“For us to offer the low-risk sports … a county has to be Phase 3 for them to compete,” WIAA executive director Mick Hoffman said. “For moderate sports (which includes volleyball and soccer) to compete, you have to be in Phase 4. And for the high-risk sports (football), you have to be in Phase 4-plus. And Phase 4-plus has yet to be determined.
“So with 22 of our 39 counties in Phase 2 or Phase 1.5, and we’re frozen (in phases) until July 28, it made the Sept. 5/7 (start) date for anything other than low-risk sports challenging.”
All of the other sports were put into three condensed seasons, the first of which would include winter sports like basketball and start in January.
What the schedules for those condensed seasons would look like is unknown, as is the format for any state championship. As Whitmore said: “We’re at the mercy of COVID.”
Hoffman said the WIAA is looking into holding more regional or sectional championships, if a statewide competition cannot be held.
“If this is a year where we give out five or six state 4A volleyball championships, then so be it,” Hoffman said.
So let’s start with what we do know. The plan is for those low-risk fall sports to begin practicing on Sept. 7 with the first fall competitions held the week of Sept. 14.
But that plan can change.
“We know those (low-risk sports) are in great peril, too,” Whitmore said. “A lot things have to go in our favor in order for those to happen.”
Whitmore said the executive board will meet Tuesday to establish benchmarks that will need to be met for the low-risk sports to go on as scheduled this fall.
Those benchmarks could include the number of counties that can reach Phase 3 of reopening.

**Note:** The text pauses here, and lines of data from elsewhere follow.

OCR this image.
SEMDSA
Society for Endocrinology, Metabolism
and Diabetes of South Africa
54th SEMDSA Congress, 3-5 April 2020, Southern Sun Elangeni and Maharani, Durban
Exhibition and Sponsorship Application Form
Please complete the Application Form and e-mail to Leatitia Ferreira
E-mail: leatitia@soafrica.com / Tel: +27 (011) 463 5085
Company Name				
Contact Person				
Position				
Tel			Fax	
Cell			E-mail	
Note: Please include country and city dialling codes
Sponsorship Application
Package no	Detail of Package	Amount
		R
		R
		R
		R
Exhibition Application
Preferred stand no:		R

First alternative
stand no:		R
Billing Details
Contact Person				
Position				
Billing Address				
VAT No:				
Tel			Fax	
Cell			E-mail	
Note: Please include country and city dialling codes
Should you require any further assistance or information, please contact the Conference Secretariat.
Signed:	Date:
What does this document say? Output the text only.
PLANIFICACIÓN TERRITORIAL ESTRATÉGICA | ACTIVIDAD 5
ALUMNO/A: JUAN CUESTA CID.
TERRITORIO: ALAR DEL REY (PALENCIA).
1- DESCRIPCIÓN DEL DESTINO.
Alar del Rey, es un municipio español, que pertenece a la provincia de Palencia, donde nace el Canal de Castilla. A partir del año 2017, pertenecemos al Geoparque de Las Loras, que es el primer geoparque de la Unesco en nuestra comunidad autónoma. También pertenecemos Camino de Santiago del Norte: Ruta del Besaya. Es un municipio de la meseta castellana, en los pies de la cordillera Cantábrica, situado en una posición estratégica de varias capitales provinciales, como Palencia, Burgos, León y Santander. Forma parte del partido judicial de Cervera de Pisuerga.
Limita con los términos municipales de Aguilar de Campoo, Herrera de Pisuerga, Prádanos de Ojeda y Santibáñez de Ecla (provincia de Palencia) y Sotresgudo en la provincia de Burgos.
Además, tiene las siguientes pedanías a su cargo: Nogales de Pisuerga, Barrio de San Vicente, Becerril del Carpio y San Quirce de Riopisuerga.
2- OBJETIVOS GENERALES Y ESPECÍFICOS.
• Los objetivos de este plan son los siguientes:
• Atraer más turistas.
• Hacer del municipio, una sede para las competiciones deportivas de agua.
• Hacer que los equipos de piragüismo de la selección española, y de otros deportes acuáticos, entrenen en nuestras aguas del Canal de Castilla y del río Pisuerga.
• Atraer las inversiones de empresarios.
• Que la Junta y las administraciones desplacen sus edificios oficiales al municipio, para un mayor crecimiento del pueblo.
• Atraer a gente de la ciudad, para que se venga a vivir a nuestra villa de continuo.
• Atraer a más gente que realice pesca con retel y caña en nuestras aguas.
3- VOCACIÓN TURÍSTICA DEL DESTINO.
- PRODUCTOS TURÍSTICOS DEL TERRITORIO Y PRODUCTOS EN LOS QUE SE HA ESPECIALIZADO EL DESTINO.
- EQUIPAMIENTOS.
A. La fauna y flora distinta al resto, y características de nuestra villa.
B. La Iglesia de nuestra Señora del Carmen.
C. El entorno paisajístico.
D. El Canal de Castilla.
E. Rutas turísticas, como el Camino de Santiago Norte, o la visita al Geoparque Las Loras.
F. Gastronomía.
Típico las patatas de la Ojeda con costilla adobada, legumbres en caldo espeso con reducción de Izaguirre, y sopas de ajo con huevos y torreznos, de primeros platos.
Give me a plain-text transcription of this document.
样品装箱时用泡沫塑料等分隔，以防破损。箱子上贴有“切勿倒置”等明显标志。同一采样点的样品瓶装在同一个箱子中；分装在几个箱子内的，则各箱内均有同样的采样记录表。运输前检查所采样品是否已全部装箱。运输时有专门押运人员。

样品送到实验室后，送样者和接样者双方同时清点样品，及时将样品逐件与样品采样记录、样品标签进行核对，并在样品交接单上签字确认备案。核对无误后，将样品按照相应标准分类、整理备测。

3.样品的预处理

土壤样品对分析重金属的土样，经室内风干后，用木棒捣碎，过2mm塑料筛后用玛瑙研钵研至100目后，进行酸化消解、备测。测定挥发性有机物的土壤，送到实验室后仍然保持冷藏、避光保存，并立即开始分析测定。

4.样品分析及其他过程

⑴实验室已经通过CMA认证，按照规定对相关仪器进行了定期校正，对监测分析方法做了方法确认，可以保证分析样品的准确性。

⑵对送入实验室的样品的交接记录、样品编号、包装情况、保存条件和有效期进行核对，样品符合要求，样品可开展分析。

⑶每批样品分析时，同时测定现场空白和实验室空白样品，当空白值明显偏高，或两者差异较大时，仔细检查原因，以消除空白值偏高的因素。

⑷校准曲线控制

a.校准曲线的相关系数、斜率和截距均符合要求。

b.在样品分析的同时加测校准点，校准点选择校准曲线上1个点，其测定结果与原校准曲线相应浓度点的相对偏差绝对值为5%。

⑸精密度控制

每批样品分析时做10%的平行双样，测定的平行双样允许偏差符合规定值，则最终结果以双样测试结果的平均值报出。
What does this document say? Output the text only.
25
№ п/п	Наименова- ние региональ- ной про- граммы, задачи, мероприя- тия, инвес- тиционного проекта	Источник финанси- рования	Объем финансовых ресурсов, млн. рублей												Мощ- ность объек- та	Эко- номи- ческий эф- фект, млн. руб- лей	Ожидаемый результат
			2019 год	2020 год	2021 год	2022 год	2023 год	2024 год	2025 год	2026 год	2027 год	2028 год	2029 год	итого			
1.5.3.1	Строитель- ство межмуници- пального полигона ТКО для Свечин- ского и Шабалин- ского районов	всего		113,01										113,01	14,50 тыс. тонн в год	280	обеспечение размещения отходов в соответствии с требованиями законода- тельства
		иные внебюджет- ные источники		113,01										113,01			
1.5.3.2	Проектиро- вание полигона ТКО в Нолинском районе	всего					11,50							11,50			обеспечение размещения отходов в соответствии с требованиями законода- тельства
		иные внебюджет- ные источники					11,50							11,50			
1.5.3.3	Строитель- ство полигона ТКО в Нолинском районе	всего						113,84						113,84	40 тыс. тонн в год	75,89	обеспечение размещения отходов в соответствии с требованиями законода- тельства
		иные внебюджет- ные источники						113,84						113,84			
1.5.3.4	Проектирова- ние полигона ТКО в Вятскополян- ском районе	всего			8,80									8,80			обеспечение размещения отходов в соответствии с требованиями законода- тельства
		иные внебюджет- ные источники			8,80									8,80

Another factor is the number of school districts that will allow sports to continue if instruction begins completely online to start the school year.
And of the low-risk sports, the girls swimming season is most at risk.
Even if the benchmarks are met – and that’s a very big if – some swim teams still might not have a place to practice or compete.
For example, here in Clark County, high school swim teams use facilities like Cascade Fitness, LaCamas Swim and Sport and the Clark County YMCA for practices and meets. At this point, those facilities are closed.
They could reopen in Phase 3, but with limited capacity. And that limited capacity might not allow for pool time for high school swimmers.
So the WIAA will remain flexible.
“Our goal as a board was to not create a one-size-fits-all solution,” Whitmore said. “We want to do anything we can that gets kids out and moving again, while keeping it safe.”
With all the uncertainty, we know one thing for certain – the WIAA will keep working hard for our kids.
Whitmore’s tenure as a president of the executive board should have expired in June. But he’s pushing on to help formulate a plan for the coming school year.
“We gave Greg a hard time today,” Hoffman said of the executive board members. “He set the record for board meetings. Normally, you might have five, maybe six a year. I don’t even know how many we’ve had (this year). We’ve probably had 14 or 15 at least. We’ve been meeting every other week, and we’re going to continue that pace through the summer to iron out details.”